Traders should monitor whether prominent Kansas Democrats announce candidacy before the filing deadline, typically in spring 2026. Any significant endorsements from national Democratic figures or unexpected fundraising activity could shift the probability. The Kansas Democratic Party's own candidate recruitment efforts will be a key signal; minimal investment in the race would reinforce the current low probability. Local Kansas media coverage of primary filings and early polling, should it emerge, will provide concrete data points for market reassessment.
Resolution is handled by the UMA optimistic oracle on Polygon. A proposer submits the outcome, a two-hour dispute window opens, and if no one stakes a counter-claim the payout is final. Contested outcomes escalate to UMA token-holder voting. Payouts clear in USDC to the winning side.
The mechanics for trading "Kansas Democratic Senate Primary Winner" are the same as any other PolyGram political event contract. Each YES share resolves to $1 if the event happens, or $0 if it doesn't. The current price between 0¢ and 100¢ is the market's probability estimate, set live by the order book.
$127K in lifetime turnover and $72K of resting liquidity puts this market in the around the median by volume for politics contracts on PolyGram. Order-book depth is strong — order books support five-figure trades with single-cent slippage.
Last 24 hours alone saw $3K in turnover, consistent with the market's lifetime daily-average pace.
The market has been open for 6 months — the price has had time to stabilise as new information arrived.
Higher-volume markets tend to have tighter spreads and faster price discovery — meaning the displayed YES/NO percentages are more likely to reflect the true crowd-implied probability rather than a single trader's directional view.
Resolution is handled by the UMA optimistic oracle on Polygon. A proposer submits the outcome, a 2-hour dispute window opens, and if uncontested the payout is final. Contested outcomes escalate to UMA token holders.
This prediction market is scheduled to close on 4 August 2026. After the resolving event occurs, settlement typically clears within 24 hours once the UMA optimistic oracle confirms the outcome. All payouts are in USDC on the Polygon network.
To trade on this prediction market, create a free PolyGram account at polygram.ink, deposit USDC via Polygon, and place a YES or NO order on the outcome you believe in. You can learn more on our how-it-works page. Your maximum loss is limited to your stake — there is no leverage or margin.
When the outcome is determined, winning YES shares pay out $1.00 each in USDC, while losing shares pay $0. Settlement is handled by the UMA optimistic oracle on Polygon — a proposer submits the result, a two-hour dispute window opens, and if uncontested, payouts are distributed automatically. You can withdraw your winnings to any Polygon wallet.
Prediction-market positions can lose 100% of staked capital.

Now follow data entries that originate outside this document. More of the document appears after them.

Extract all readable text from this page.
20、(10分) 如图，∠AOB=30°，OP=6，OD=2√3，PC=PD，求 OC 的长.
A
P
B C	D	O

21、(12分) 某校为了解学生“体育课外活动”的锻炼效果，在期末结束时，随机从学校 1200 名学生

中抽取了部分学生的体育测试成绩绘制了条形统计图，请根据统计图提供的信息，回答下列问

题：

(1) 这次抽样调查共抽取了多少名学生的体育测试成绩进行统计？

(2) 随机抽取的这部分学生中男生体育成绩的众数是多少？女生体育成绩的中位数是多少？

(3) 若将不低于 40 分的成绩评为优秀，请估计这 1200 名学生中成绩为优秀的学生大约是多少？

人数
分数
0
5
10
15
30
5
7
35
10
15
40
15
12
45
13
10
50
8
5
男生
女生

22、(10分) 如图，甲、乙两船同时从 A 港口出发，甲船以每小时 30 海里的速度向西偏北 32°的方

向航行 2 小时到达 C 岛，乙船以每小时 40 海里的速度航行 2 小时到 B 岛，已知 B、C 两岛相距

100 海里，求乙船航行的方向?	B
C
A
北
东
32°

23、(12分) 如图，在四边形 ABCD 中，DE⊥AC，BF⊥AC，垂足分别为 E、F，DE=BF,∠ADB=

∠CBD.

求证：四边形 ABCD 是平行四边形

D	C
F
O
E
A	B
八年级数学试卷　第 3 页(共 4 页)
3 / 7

Outcomes are uncertain by definition — historical accuracy of crowd-implied probabilities is high in aggregate but not for any single market. PolyGram does not provide investment advice. Trade only with capital you can afford to lose.
Regulatory status varies by jurisdiction. Germany, the United States, and most EU countries treat Polymarket-style event contracts under one of three frameworks: financial derivative, gambling product, or unregulated novel asset. Consult local counsel before trading.